6 August – Little Bognor

I had a lot of things to do at the lakes and river before I could fish. It was just as well because the morning was hot and there was only a gentle breeze. It was 32 degrees at lunchtime but in the afternoon the breeze strengthened and the temperature dropped a little. The water temperature at Great Springs was 26 degrees in the shallows at the north end of the lake and 24 degrees on the bottom of the lake at the dam end. The water was not stratified, bad news for the Trout.

The cereal crops had all been harvested and the acres of stubble were decorated with various shaped bales of straw. I prefer the small, oblong shaped bales. It was good to see a lot of proper haystacks. The black plastic cylinders look like litter.


I plumbed the lower lake at Little Bognor and was surprised at the depth of the water. It was a uniform six feet over two thirds of the lake. It was mid afternoon before I set up my rod. I was tempted to fish the open water because the fish were rising all over the lake but I decided to sit in the shade of the Beech trees and move to the open water as the sun went down.

An amber and partridge nymph beckoned to me from the fly box. I hadn’t used that pattern at Little Bognor and the fish would have no reason to shy away from it. I sat at the top of the stone steps and waited for a fish to swirl. I didn’t have to wait long. A group of Trout were cruising close to the bank, occasionally rising for a nymph or buzzer. A few casts later I felt a sharp tap on the rod and lifted gently into the fish. It felt small and just circled around under the branches, unsure what had happened. It went on a short run along the surface to my right and I saw that it was foul hooked in the shoulder. Then the hooked pinged out.
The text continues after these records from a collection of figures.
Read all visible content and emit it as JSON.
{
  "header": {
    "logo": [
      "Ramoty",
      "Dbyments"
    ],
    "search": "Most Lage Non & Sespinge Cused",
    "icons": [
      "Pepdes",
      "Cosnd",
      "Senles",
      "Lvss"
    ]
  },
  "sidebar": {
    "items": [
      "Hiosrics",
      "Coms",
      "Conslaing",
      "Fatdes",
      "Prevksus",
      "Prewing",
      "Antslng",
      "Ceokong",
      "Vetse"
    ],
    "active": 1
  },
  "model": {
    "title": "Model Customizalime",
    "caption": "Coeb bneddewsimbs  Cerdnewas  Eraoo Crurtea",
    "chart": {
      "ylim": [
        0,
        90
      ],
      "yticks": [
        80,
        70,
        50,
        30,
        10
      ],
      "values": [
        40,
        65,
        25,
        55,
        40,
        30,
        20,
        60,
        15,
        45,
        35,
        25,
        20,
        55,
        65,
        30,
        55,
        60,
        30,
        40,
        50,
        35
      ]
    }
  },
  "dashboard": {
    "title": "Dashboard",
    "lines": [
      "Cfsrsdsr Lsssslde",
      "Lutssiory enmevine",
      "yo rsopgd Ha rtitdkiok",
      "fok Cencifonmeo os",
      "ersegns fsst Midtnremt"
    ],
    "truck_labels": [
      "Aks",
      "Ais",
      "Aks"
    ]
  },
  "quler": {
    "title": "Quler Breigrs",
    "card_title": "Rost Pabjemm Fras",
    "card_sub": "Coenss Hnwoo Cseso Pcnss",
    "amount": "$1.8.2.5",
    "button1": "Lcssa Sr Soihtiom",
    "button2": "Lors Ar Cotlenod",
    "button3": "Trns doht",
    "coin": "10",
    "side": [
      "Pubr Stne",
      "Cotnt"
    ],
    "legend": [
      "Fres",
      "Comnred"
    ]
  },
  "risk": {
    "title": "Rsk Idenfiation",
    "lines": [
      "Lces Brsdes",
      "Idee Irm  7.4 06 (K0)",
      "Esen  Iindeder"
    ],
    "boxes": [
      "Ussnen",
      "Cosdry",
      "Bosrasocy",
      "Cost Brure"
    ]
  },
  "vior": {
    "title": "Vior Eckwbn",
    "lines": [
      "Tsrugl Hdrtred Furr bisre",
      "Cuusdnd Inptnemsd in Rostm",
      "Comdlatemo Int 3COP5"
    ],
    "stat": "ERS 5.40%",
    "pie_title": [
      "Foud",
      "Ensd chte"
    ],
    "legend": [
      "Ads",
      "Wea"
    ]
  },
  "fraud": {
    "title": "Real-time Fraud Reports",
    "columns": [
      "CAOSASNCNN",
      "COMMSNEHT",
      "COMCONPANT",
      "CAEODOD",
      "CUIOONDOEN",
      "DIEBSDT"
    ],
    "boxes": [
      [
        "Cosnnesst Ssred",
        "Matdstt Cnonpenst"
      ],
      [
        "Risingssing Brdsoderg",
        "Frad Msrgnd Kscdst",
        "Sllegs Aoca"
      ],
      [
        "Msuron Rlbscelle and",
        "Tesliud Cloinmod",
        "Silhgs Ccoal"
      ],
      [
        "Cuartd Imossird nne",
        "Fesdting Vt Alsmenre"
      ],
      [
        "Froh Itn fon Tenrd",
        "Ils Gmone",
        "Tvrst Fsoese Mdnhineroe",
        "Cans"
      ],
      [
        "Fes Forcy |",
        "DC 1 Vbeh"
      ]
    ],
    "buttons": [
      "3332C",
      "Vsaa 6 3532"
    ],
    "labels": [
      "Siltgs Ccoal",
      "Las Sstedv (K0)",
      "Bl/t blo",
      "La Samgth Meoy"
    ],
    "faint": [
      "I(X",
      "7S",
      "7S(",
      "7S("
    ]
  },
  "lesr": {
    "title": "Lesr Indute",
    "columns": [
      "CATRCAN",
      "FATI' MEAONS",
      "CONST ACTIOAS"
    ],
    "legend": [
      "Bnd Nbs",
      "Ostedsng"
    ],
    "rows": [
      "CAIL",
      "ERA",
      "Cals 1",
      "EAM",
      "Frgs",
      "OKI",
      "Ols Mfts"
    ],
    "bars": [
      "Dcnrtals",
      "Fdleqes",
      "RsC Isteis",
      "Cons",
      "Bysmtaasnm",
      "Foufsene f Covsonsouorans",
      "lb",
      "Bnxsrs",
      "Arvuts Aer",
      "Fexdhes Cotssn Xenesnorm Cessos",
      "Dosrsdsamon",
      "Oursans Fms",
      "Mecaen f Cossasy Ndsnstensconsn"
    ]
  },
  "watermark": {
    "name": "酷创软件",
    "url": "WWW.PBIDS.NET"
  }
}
The water had not been disturbed and I thought another fish might wander past. Eventually a couple of fish moved but refused the fly. I changed to a GRHE nymph and flicked it towards the next passing Trout. The fly dropped about a yard ahead of the fish and it took without hesitation. Unlike the last fish it went on a long run, through the submerged branches on my right and out into the lake. I bullied it back past the snags and into clear water. As I thought about a Trout supper, the fish escaped. I moved along the bank and stalked a good fish rising close to the bank but it disappeared after a few casts. Ultra fussy.

I walked up the slope to the top lake and had a few casts at rising fish from underneath the Oak tree. They also disappeared. I lost a fly in the lilies which prompted me to pack up. I think that I have lost the last nine Trout that I have hooked. Nevermind, it had been an enjoyable day.